Seve Ballesteros - In Memoriam



In the early years of the Dubai Desert Classic there was no more popular competitor than Severiano Ballesteros. Seve was usually a contender to the last – and indeed was the winner of the tournament in 1992. He has continued to take part over the past few years despite the obvious fact that his golfing powers were waning. In recent years, in contrast to the smiling Seve of before, we have seen a man clearly not at peace with himself, or with his golf. I remember at Creek two years ago watching him struggle off the tee, and on the greens. His face was grim and he seemed older than his years. He was still courteous and professional, but the easy smile which used to signify how simple he found the game was gone.

Seve recently had to withdraw from the Irish Open having signed for the wrong score on one hole (a 10 instead of a 12!) - and he has now announced that he will not take part in this year’s “Open Championship” at Muirfield. Is this the end of his great career? Seve’s slump in form has lasted so long that one perhaps must accept that he will never again play at the highest level. On the other hand Nick Faldo, only a couple of years younger than Seve, seems to have a new lease of life and is competing very close to the top again. Faldo’s performance in the U.S. Open was superb, finishing in the top 10 and also scoring the lowest single round of the championship. It would not be a total surprise if Faldo won at Muirfield, a course on which he has already won two “Opens”.

It would need a highly skilled sports psychologist to explain why Ballesteros has so lost his form and why Faldo has regained much of his. I would like to suggest one reason. Nick looks as if he is enjoying his golf again. Reunited with his long term caddie Fanny and newly married (again!) Faldo looks at peace with the world and with himself.
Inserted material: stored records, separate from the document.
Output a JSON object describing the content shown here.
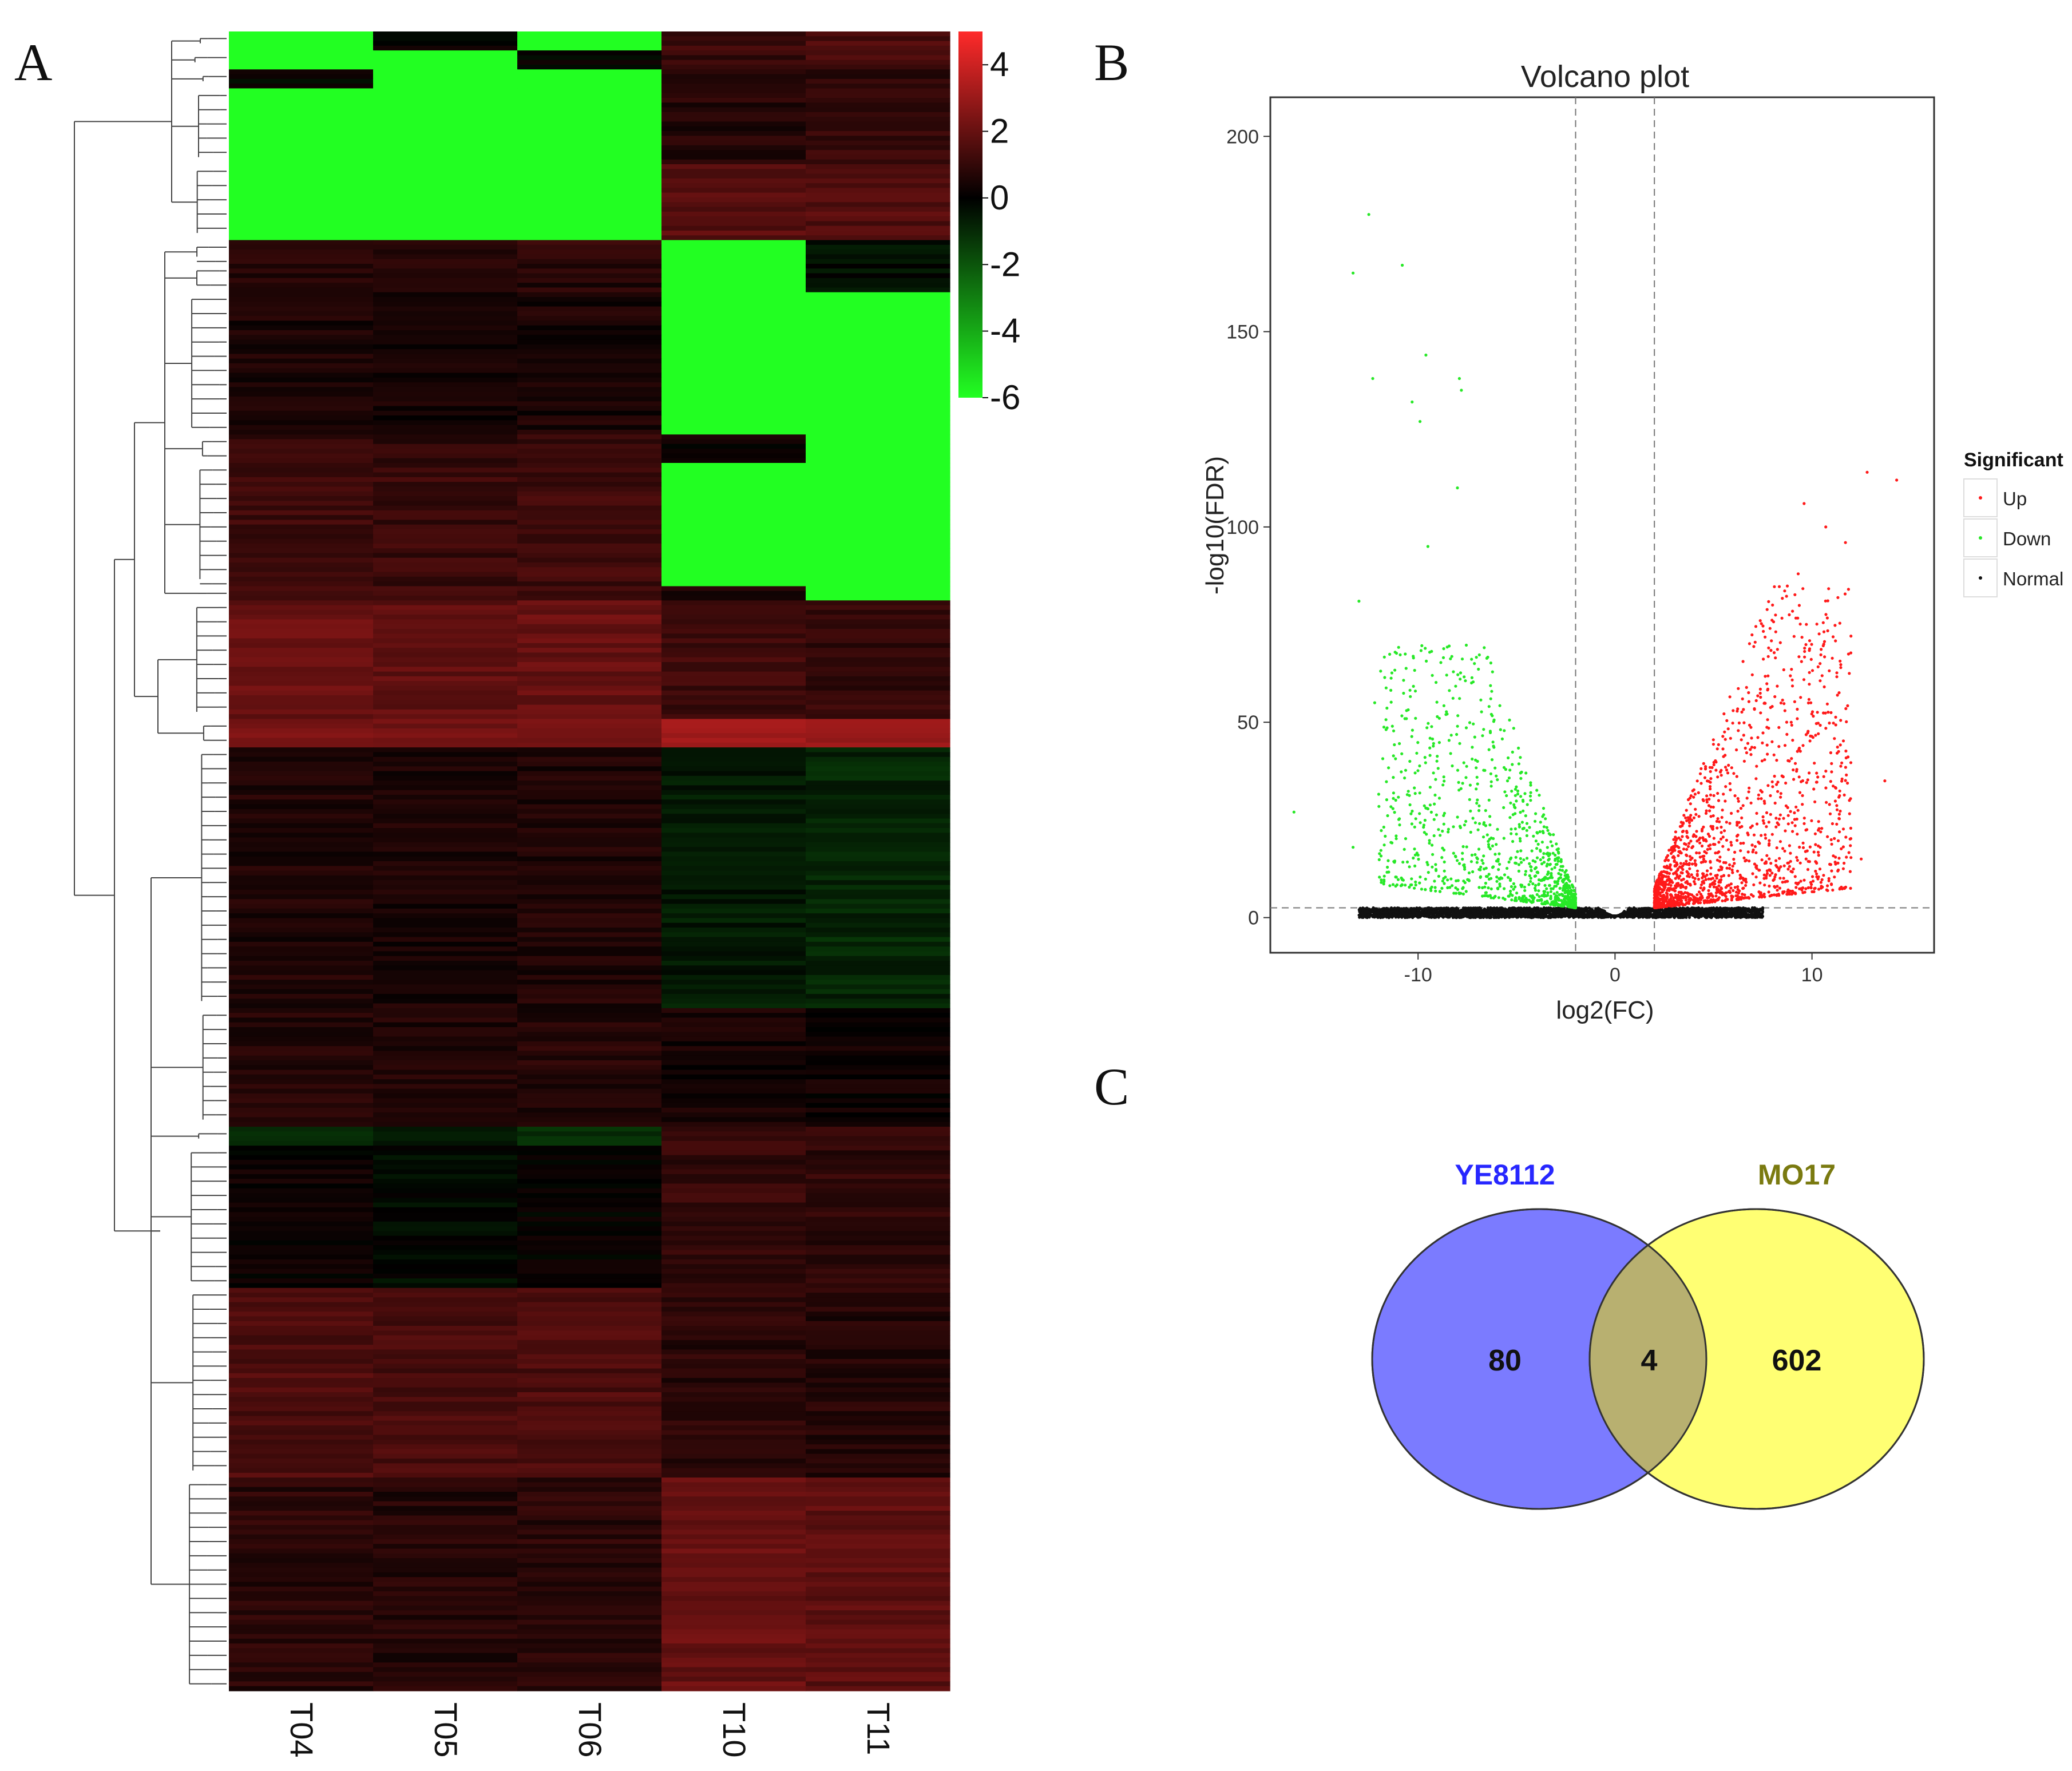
{
  "panel_labels": {
    "a": "A",
    "b": "B",
    "c": "C"
  },
  "colors": {
    "high": "#ff2a2a",
    "mid": "#000000",
    "low": "#22ff22",
    "up": "#ff1a1a",
    "down": "#27e827",
    "normal": "#111111",
    "ye8112": "#7b7bff",
    "ye8112_text": "#2727ff",
    "mo17": "#ffff73",
    "mo17_text": "#7a7a10",
    "overlap": "#b8b070"
  },
  "chart_data": [
    {
      "type": "heatmap",
      "panel": "A",
      "title": "",
      "columns": [
        "T04",
        "T05",
        "T06",
        "T10",
        "T11"
      ],
      "color_scale": {
        "min": -6,
        "max": 5,
        "ticks": [
          "4",
          "2",
          "0",
          "-2",
          "-4",
          "-6"
        ],
        "tick_values": [
          4,
          2,
          0,
          -2,
          -4,
          -6
        ]
      },
      "row_blocks": [
        {
          "rows": 4,
          "values": [
            -6,
            0,
            -6,
            1.2,
            1.5
          ]
        },
        {
          "rows": 4,
          "values": [
            -6,
            -6,
            0,
            1.0,
            1.3
          ]
        },
        {
          "rows": 4,
          "values": [
            0,
            -6,
            -6,
            0.6,
            0.9
          ]
        },
        {
          "rows": 16,
          "values": [
            -6,
            -6,
            -6,
            0.7,
            1.0
          ]
        },
        {
          "rows": 16,
          "values": [
            -6,
            -6,
            -6,
            1.7,
            1.6
          ]
        },
        {
          "rows": 5,
          "values": [
            1.0,
            0.9,
            1.0,
            -6,
            -0.5
          ]
        },
        {
          "rows": 6,
          "values": [
            0.6,
            0.6,
            0.7,
            -6,
            -0.3
          ]
        },
        {
          "rows": 30,
          "values": [
            0.5,
            0.4,
            0.5,
            -6,
            -6
          ]
        },
        {
          "rows": 6,
          "values": [
            1.0,
            0.9,
            1.0,
            0.2,
            -6
          ]
        },
        {
          "rows": 26,
          "values": [
            1.2,
            1.1,
            1.2,
            -6,
            -6
          ]
        },
        {
          "rows": 3,
          "values": [
            1.3,
            1.2,
            1.3,
            0.6,
            -6
          ]
        },
        {
          "rows": 25,
          "values": [
            2.0,
            1.9,
            2.0,
            1.2,
            1.0
          ]
        },
        {
          "rows": 6,
          "values": [
            2.4,
            2.3,
            2.4,
            3.0,
            2.8
          ]
        },
        {
          "rows": 55,
          "values": [
            0.6,
            0.5,
            0.6,
            -0.6,
            -0.9
          ]
        },
        {
          "rows": 25,
          "values": [
            0.7,
            0.6,
            0.7,
            0.4,
            0.3
          ]
        },
        {
          "rows": 4,
          "values": [
            -0.9,
            -0.8,
            -0.9,
            1.2,
            1.1
          ]
        },
        {
          "rows": 30,
          "values": [
            0.2,
            -0.2,
            0.0,
            1.0,
            0.9
          ]
        },
        {
          "rows": 40,
          "values": [
            1.5,
            1.4,
            1.5,
            0.8,
            0.7
          ]
        },
        {
          "rows": 45,
          "values": [
            0.8,
            0.7,
            0.8,
            2.0,
            1.8
          ]
        }
      ]
    },
    {
      "type": "scatter",
      "panel": "B",
      "title": "Volcano plot",
      "xlabel": "log2(FC)",
      "ylabel": "-log10(FDR)",
      "xlim": [
        -17.5,
        16.2
      ],
      "ylim": [
        -9,
        210
      ],
      "xticks": [
        -10,
        0,
        10
      ],
      "yticks": [
        0,
        50,
        100,
        150,
        200
      ],
      "fc_thresholds": [
        -2,
        2
      ],
      "fdr_threshold": 2.5,
      "legend": {
        "title": "Significant",
        "position": "right",
        "entries": [
          "Up",
          "Down",
          "Normal"
        ]
      },
      "outliers": {
        "down": [
          [
            -12.5,
            180
          ],
          [
            -13.3,
            165
          ],
          [
            -10.8,
            167
          ],
          [
            -12.3,
            138
          ],
          [
            -9.6,
            144
          ],
          [
            -7.9,
            138
          ],
          [
            -7.8,
            135
          ],
          [
            -10.3,
            132
          ],
          [
            -9.9,
            127
          ],
          [
            -13.0,
            81
          ],
          [
            -12.2,
            55
          ],
          [
            -13.3,
            18
          ],
          [
            -16.3,
            27
          ],
          [
            -8.0,
            110
          ],
          [
            -9.5,
            95
          ]
        ],
        "up": [
          [
            12.8,
            114
          ],
          [
            14.3,
            112
          ],
          [
            9.6,
            106
          ],
          [
            10.7,
            100
          ],
          [
            11.7,
            96
          ],
          [
            13.7,
            35
          ],
          [
            12.5,
            15
          ],
          [
            11.9,
            30
          ],
          [
            10.6,
            70
          ],
          [
            9.3,
            88
          ],
          [
            8.0,
            80
          ]
        ]
      },
      "generated_series": [
        {
          "name": "Up",
          "count": 1500,
          "x_range": [
            2,
            12
          ],
          "y_max": 85
        },
        {
          "name": "Down",
          "count": 1000,
          "x_range": [
            -12,
            -2
          ],
          "y_max": 70
        },
        {
          "name": "Normal",
          "count": 3200,
          "x_range": [
            -13,
            7.5
          ],
          "y_max": 2.5
        }
      ]
    },
    {
      "type": "venn",
      "panel": "C",
      "sets": [
        {
          "name": "YE8112",
          "only": 80
        },
        {
          "name": "MO17",
          "only": 602
        }
      ],
      "intersection": 4
    }
  ]
}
Those who bumped into him during this year’s Desert Classic commented how charming he was (not a word always associated with the rather brash young Nick Faldo)! Seve, on the other hand, looked tired and drawn. When things went wrong (as the always will, at any level, in this diabolical game) Seve looked as if the weight of the world was on his shoulders. Any smile was forced - more to mask despair than as a natural reaction.

What can the ordinary golfer learn from the trials and tribulations of Severiano Ballesteros (and the contrasting better fortunes of Nick Faldo)? First and foremost we must learn that golf is only a game. Those of us who pay money to play do so (presumably) because we want to. Because we enjoy the experience. When it becomes a burden if we lose our form, or if we think that we always get the wrong rub of the green, then the enjoyment goes with it. This can then lead to a vicious circle of golfing depression. We play badly. The luck goes against us and we play even worse. We don’t enjoy the experience and so we play even more dreadfully! When we play well then we can enter a virtuous circle. A couple of good holes and we begin to believe that, yes, we can play the game. So on the next tee we drive with confidence, and not with worry. And so we may carry on playing better.
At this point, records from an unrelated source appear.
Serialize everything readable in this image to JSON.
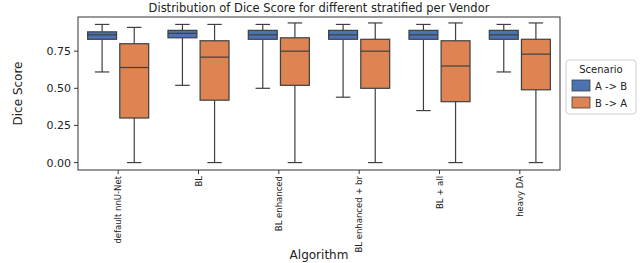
{
  "chart_data": {
    "type": "box",
    "title": "Distribution of Dice Score for different stratified per Vendor",
    "x_label": "Algorithm",
    "y_label": "Dice Score",
    "categories": [
      "default nnU-Net",
      "BL",
      "BL enhanced",
      "BL enhanced + br",
      "BL + all",
      "heavy DA"
    ],
    "series": [
      {
        "name": "A -> B",
        "color": "#4c72b0",
        "min": [
          0.61,
          0.52,
          0.5,
          0.44,
          0.35,
          0.61
        ],
        "q1": [
          0.83,
          0.84,
          0.83,
          0.83,
          0.83,
          0.83
        ],
        "median": [
          0.86,
          0.87,
          0.86,
          0.86,
          0.86,
          0.86
        ],
        "q3": [
          0.88,
          0.89,
          0.89,
          0.89,
          0.89,
          0.89
        ],
        "max": [
          0.93,
          0.93,
          0.93,
          0.93,
          0.93,
          0.93
        ]
      },
      {
        "name": "B -> A",
        "color": "#dd8452",
        "min": [
          0.0,
          0.0,
          0.0,
          0.0,
          0.0,
          0.0
        ],
        "q1": [
          0.3,
          0.42,
          0.52,
          0.5,
          0.41,
          0.49
        ],
        "median": [
          0.64,
          0.71,
          0.75,
          0.75,
          0.65,
          0.73
        ],
        "q3": [
          0.8,
          0.82,
          0.84,
          0.83,
          0.82,
          0.83
        ],
        "max": [
          0.91,
          0.93,
          0.94,
          0.94,
          0.94,
          0.94
        ]
      }
    ],
    "legend_title": "Scenario",
    "legend": "right",
    "grid": false,
    "ylim": [
      -0.05,
      0.98
    ],
    "yticks": [
      {
        "value": 0,
        "label": "0.00"
      },
      {
        "value": 0.25,
        "label": "0.25"
      },
      {
        "value": 0.5,
        "label": "0.50"
      },
      {
        "value": 0.75,
        "label": "0.75"
      }
    ]
  }
}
The extremes I have sketched out do not, generally, happen like that, of course. In any one round we will have the highs of good holes mixed in with the lows of the disasters. The challenge, which every golfer knows, is always to move on to the next shot, the next hole, and the next round and forget what went before. Easier said than done.
But for Seve it does look as if (in the words of Grantland Rice) that the “last game may be done” and that his “last score may be in”. If so then we can all, without question, say - in the words of the same poet - that he deserves to enjoy his retirement and to be the one who “in the night, beyond the fight …finds his rest at last”. With Seve we will remember his great triumphs, but we will also remember with great affection “how he played the game”. He has earned his rest.